Benim için ilişki kurmak çok kolay değil çünkü biri bana kızdığında hemen çok gerginleşiyorum Beni terk edeceklerinden ya da artık beni sevmeyeceklerinden endişeleniyorum. Bunun bir kısmı otizmden sanırım bir kısmı da annemle yaşadığım ilişkiden kaynaklanıyor.

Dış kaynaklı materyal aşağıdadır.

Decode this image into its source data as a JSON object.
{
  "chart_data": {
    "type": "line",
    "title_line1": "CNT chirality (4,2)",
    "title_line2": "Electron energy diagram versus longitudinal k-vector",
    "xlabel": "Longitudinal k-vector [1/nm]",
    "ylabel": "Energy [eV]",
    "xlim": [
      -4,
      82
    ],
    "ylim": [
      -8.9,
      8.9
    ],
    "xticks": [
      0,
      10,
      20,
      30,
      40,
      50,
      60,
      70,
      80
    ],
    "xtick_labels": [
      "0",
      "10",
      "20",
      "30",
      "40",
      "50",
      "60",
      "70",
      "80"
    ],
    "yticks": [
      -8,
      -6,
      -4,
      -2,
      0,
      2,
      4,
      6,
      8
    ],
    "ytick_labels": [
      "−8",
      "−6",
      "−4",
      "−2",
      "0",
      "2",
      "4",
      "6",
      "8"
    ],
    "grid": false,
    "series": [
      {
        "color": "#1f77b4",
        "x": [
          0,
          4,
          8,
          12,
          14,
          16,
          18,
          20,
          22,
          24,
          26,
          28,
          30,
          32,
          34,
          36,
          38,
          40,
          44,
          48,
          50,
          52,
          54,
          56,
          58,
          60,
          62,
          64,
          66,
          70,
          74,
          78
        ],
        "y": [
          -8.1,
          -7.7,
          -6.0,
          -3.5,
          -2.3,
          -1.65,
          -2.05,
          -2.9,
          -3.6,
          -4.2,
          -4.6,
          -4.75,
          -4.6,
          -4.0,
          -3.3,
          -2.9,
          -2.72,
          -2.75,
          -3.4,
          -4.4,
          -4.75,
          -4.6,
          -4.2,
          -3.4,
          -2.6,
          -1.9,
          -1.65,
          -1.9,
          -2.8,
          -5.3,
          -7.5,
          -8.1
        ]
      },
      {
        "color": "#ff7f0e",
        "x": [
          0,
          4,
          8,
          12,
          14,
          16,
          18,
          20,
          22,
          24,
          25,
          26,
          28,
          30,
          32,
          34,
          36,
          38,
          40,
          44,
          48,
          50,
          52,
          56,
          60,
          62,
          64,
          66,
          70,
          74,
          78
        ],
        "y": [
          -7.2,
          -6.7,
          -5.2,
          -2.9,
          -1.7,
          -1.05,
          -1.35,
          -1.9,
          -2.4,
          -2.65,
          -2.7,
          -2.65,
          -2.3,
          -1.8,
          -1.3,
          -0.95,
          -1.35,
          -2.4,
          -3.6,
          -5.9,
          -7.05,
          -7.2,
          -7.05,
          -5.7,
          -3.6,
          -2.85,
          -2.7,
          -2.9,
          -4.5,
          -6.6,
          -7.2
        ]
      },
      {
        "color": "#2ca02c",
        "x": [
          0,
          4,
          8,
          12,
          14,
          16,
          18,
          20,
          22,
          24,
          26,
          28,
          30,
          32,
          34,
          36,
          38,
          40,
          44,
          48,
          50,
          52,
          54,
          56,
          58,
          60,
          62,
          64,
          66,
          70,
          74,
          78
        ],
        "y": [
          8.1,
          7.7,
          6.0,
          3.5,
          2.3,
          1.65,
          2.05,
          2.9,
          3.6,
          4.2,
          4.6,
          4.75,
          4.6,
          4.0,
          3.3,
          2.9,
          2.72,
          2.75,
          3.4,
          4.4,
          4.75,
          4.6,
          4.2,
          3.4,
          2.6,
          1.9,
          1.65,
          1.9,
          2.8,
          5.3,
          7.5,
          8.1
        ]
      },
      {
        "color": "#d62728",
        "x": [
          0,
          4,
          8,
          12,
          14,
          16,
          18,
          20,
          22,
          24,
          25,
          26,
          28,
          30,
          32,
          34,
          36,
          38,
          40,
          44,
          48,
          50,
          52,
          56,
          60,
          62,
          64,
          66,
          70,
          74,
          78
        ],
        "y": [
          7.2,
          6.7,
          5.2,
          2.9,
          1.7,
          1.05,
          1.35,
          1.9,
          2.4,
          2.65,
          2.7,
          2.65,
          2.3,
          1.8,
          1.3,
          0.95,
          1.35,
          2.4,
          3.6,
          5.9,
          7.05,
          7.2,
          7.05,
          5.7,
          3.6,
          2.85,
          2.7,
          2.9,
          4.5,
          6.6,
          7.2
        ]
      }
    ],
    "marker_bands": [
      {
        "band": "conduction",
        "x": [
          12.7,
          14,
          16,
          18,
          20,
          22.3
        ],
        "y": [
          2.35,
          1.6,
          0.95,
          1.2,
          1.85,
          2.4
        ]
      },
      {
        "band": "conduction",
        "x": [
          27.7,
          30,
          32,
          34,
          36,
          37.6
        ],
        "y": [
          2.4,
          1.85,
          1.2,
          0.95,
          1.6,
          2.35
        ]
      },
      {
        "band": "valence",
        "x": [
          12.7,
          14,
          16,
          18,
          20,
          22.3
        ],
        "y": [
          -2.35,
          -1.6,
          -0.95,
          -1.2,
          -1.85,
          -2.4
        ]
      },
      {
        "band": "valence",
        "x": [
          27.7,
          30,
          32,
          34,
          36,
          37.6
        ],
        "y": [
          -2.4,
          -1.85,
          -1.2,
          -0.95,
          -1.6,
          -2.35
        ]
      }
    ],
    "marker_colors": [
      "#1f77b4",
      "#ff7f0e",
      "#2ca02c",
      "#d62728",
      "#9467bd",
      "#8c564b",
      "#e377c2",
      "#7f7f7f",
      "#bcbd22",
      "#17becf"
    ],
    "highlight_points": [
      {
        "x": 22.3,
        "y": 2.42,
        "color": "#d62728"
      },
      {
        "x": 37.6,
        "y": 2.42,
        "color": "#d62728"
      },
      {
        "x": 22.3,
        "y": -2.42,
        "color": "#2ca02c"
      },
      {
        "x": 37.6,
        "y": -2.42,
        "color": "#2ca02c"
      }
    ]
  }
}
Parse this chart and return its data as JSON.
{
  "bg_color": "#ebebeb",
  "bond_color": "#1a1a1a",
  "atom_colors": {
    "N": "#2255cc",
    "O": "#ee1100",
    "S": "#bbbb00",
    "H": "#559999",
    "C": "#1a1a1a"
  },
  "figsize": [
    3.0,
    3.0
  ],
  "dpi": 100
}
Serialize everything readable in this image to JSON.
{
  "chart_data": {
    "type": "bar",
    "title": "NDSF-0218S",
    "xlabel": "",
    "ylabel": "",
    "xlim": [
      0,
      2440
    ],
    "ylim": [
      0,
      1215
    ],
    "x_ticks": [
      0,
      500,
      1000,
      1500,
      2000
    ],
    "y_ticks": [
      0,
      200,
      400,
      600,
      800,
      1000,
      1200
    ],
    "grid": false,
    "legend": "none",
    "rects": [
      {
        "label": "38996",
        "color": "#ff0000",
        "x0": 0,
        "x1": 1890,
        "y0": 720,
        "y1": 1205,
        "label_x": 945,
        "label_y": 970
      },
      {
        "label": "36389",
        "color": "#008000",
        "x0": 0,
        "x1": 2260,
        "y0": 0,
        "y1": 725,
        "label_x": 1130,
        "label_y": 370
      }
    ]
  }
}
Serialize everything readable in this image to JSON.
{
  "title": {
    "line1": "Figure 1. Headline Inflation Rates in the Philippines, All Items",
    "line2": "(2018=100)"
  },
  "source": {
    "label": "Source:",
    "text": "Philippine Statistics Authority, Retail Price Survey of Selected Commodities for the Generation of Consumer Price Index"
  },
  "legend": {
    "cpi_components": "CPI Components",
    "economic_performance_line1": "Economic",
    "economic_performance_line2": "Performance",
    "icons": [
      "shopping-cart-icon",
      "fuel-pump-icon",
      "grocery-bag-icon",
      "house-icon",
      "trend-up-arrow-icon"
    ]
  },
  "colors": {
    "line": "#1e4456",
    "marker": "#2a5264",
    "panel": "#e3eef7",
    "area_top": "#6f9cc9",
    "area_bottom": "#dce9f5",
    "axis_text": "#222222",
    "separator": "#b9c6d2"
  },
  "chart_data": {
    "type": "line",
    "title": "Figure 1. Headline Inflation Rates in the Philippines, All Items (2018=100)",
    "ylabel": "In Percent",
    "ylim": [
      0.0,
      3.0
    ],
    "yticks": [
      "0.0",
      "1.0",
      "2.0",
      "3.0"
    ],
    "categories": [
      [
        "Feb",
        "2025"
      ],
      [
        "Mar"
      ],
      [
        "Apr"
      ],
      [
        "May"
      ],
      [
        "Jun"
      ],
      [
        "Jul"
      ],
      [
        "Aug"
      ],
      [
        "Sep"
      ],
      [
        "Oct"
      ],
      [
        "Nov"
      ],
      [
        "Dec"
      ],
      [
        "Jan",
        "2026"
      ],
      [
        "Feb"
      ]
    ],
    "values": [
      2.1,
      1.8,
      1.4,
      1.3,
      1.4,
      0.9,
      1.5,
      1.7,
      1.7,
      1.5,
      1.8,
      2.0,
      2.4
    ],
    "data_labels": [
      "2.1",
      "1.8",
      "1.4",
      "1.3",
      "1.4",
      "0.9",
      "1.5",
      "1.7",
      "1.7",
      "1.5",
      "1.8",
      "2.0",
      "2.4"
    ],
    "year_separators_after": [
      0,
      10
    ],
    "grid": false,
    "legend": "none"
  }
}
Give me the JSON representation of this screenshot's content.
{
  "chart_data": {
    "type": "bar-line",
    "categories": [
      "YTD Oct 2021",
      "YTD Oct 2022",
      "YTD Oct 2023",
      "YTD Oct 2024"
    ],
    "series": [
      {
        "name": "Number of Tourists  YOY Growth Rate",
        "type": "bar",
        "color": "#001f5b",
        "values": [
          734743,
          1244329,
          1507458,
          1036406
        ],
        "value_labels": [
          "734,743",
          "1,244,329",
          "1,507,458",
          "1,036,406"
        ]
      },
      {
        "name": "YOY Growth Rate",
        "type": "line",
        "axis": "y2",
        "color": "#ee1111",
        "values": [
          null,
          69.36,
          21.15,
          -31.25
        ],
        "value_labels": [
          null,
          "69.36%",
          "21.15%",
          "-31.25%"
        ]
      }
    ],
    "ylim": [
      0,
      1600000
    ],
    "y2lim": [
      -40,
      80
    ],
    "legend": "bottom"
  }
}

Annem beni incitmek zorunda değildi, ama beni duygusal olarak istismar etmeyi seçti. Karım ise beni olduğum gibi kabul ediyor. Ona ve güzel kızımıza sahip olduğum için çok şanslıyım. Otistik birinin yanında olmanın zor olduğunu biliyorum ama otistik olmanın ne kadar zor olduğunu bir düşünün. Ama eşim sayesinde kendimi çok şanslı hissediyorum. Duygularımı ve eşit derecede önemlisi duygularını anlamama yardımcı oluyor. Duygularımı nasıl kabul edeceğimi ondan öğreniyorum. Elimde olmadan sinir krizi geçirip kendimi incittiğimde beni yargılamadan, bana yardım ediyor. Krizlerim yüzünden sanki yalan söylüyormuşum ve çok farklı iki hayat yaşıyormuşum gibi hissetiyorum. Ama krizlerim için bir sürü çözüm ürettik. Bir köpeğimiz var ve onu bana yardım etmesi için eğitiyoruz. Sinir krizim başladığında köpeğimiz gelip üstüme yatıyor ve onun sayesinde artık kendime zarar veremiyorum. Sabah ilk kalktığımda nasıl hissedeceğimi hiç bilmiyorum.